Is Fintech the hardest _____-tech?

By: Aaron Frank on 03 May 2017

Starting a business is easier than ever. Template incorporation and investment docs, business planning advice, website builders, cloud storage, and other resources have become more widely available and cheaper in recent years (e.g.: Stripe Atlas).

Building a real product, finding customers, growing a business, and finding to product-market fit however, remains incredibly difficult. And nowhere is it more difficult - in our opinion - than in fintech.

Why?

On top of the standard hurdles of startup businesses, such as:

  • Doing customer development, to understand who your potential users are, where to find them and what problems they want solved
  • Building websites and mobile apps (back end, API, front-end work and more) to serve customers
  • Marketing to build your customer base, while considering CAC/CLTV
  • Ensuring your company is meeting security, privacy, and other important customer expectations
  • Plus raising money and recruiting the teams that make all this happen...

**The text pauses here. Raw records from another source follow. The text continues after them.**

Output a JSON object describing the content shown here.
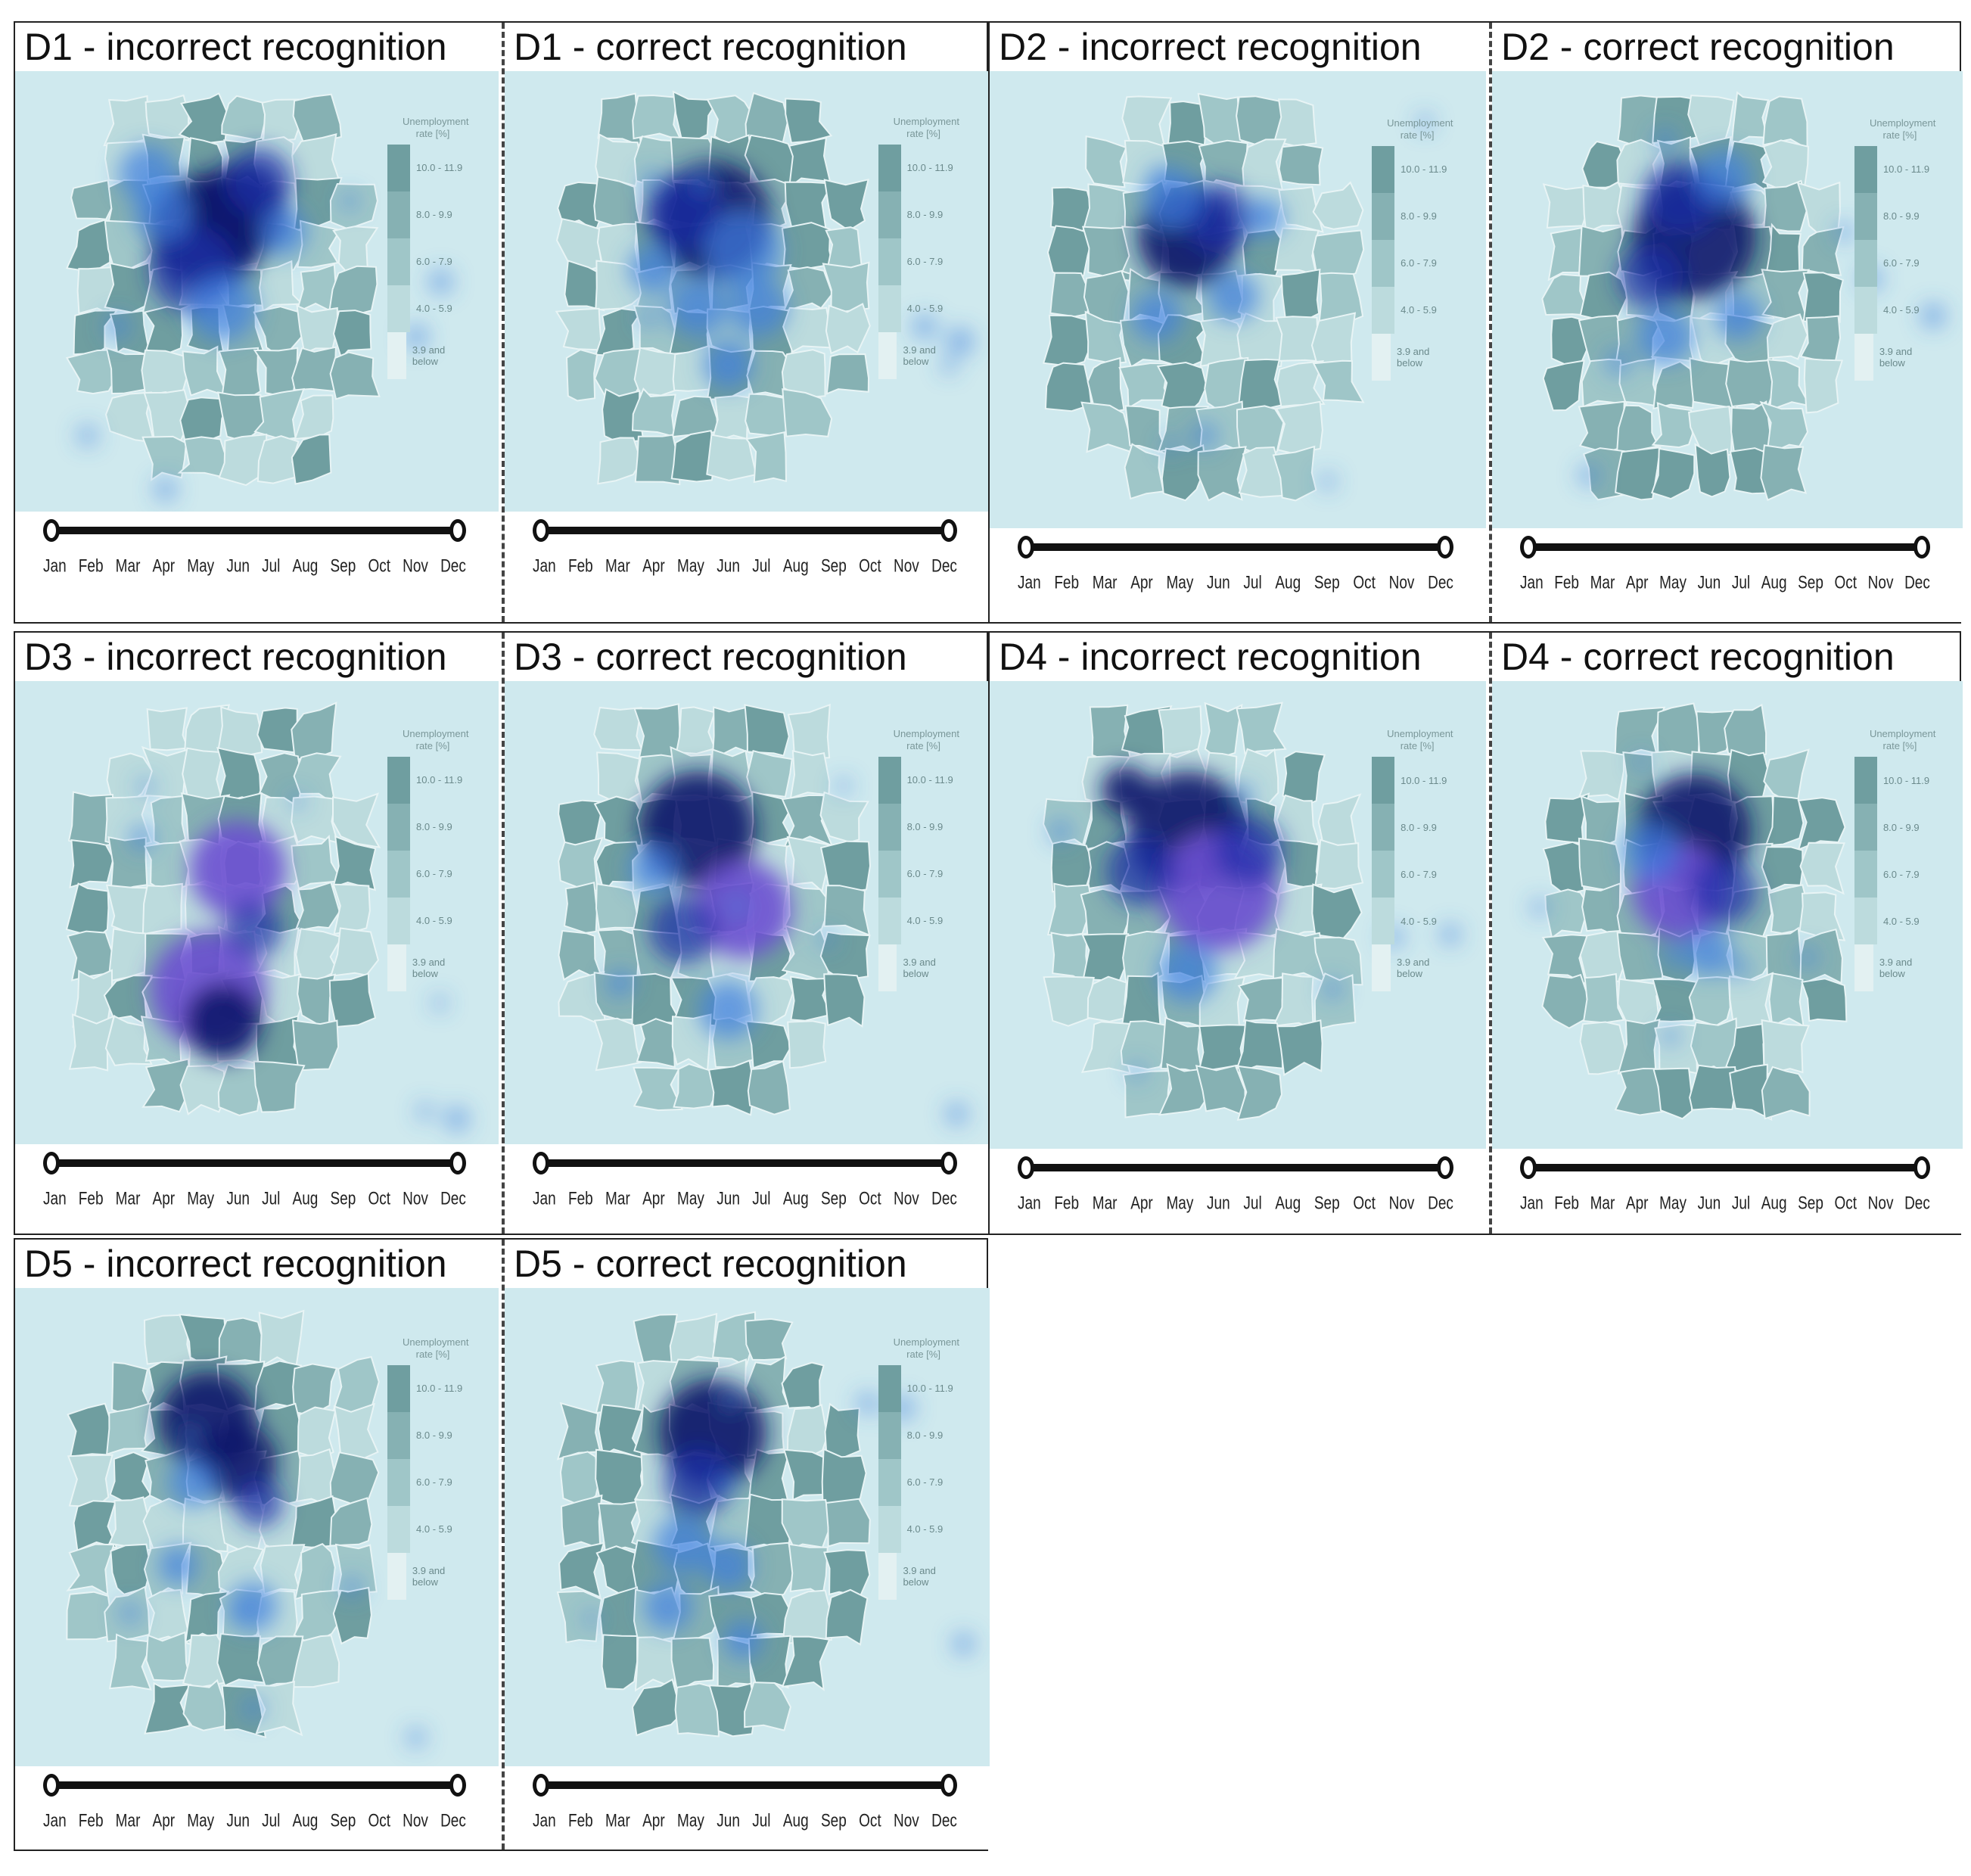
{
  "colors": {
    "background": "#cfe9ee",
    "region_shades": [
      "#e3f1f2",
      "#bcdbdd",
      "#9fc6c8",
      "#86b1b3",
      "#6f9ea0"
    ],
    "heat_shades": [
      "#9ec6f0",
      "#3f7fe0",
      "#1b2ea8",
      "#10186c",
      "#6b4fd0"
    ]
  },
  "timeline_months": [
    "Jan",
    "Feb",
    "Mar",
    "Apr",
    "May",
    "Jun",
    "Jul",
    "Aug",
    "Sep",
    "Oct",
    "Nov",
    "Dec"
  ],
  "legend": {
    "title_line1": "Unemployment",
    "title_line2": "rate [%]",
    "classes": [
      "10.0 - 11.9",
      "8.0 - 9.9",
      "6.0 - 7.9",
      "4.0 - 5.9",
      "3.9 and below"
    ]
  },
  "panels": [
    {
      "title": "D1 - incorrect recognition"
    },
    {
      "title": "D1 - correct recognition"
    },
    {
      "title": "D2 - incorrect recognition"
    },
    {
      "title": "D2 - correct recognition"
    },
    {
      "title": "D3 - incorrect recognition"
    },
    {
      "title": "D3 - correct recognition"
    },
    {
      "title": "D4 - incorrect recognition"
    },
    {
      "title": "D4 - correct recognition"
    },
    {
      "title": "D5 - incorrect recognition"
    },
    {
      "title": "D5 - correct recognition"
    }
  ]
}
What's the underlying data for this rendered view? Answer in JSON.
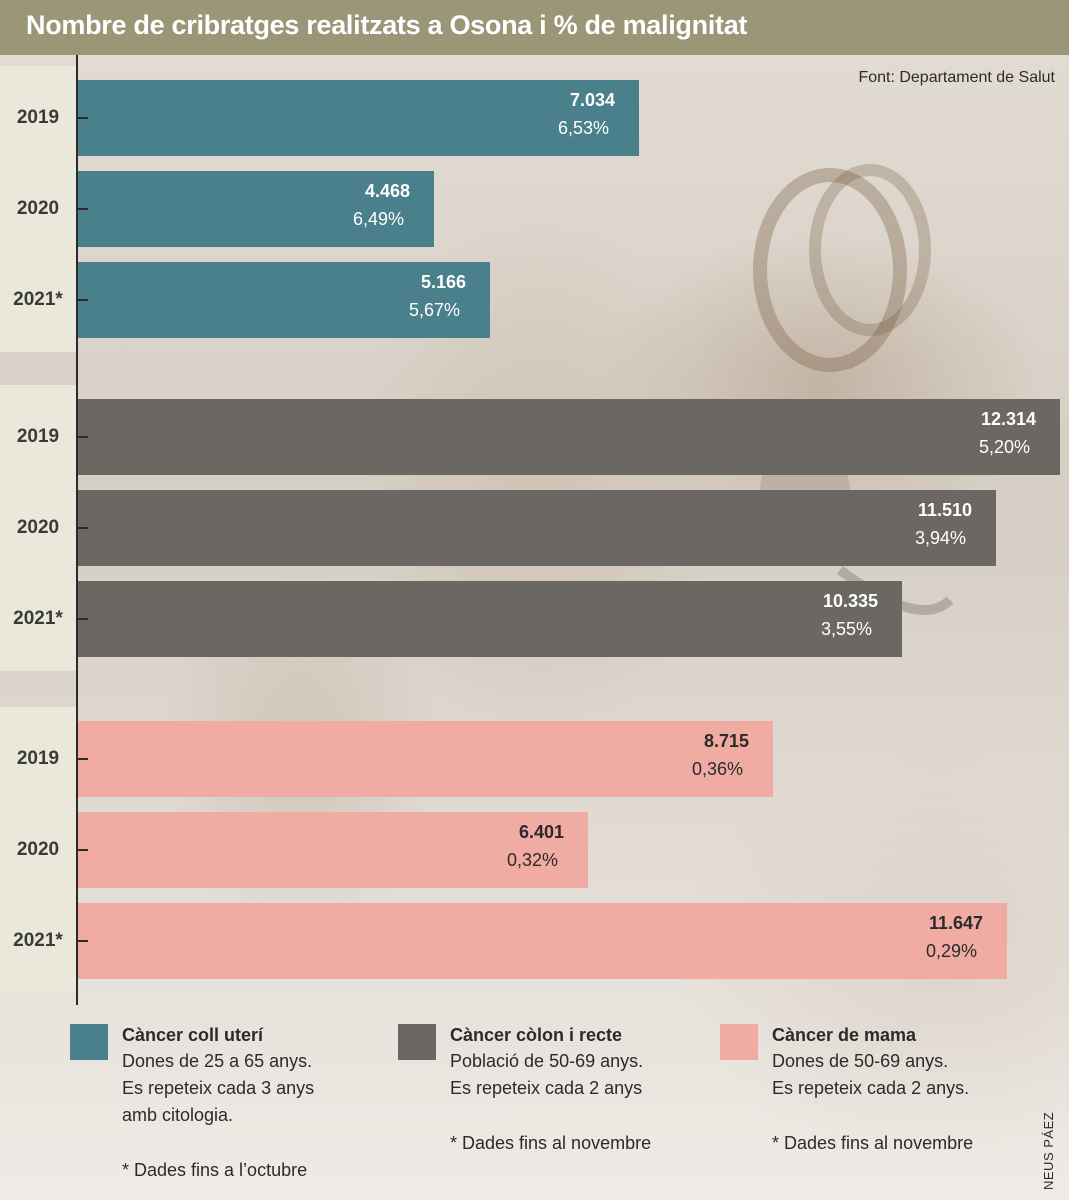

…fintech presents additional layers of complexity and difficulty, such as:

  • Making decisions about building vs buying to interact with (or disintermediate) legacy rails and systems, based on internal decision frameworks on commoditization vs. differentiation
  • Competing within an industry dominated by few players who can make it expensive to get distribution, race to the bottom on cost (driving down margins), can influence regulation and more
  • Understanding and keeping up with incredibly complex regulation
    • Acronym soup: Regs, OFAC, BSA/AML, SAR, 314a, etc. etc.
    • State and federal licensure laws
  • Needing a regulated bank partner to get access to particular systems (e.g. credit card lending, ACH rails)
  • Having to do deep and ongoing diligence on any vendors utilized, given the 24/7 nature of most payments/banking products and incredibly low tolerance for “failure” cases
  • Needing to have contracts and insurance in place to govern all these relationships
  • Wanting to iterate quickly, but having to go through bank compliance review of all consumer-facing materials
    • This slows down A/B testing, pricing changes, etc.
    • We wrote a blog post about our process for feature development. Link
  • Dealing with the very real fraud and credit risk that comes with each additional customer you onboard
  • Getting and maintaining required certifications - PCI, SOC-1, and more, and living up to established SLAs
  • Plus raising (more) money to recruit experienced minds, who have learned about all of the above to make it happen...

This is not to say that fintech businesses aren’t worth pursuing or investing in. Simply that entrepreneurs looking to start a fintech company should consider the challenges that lay ahead.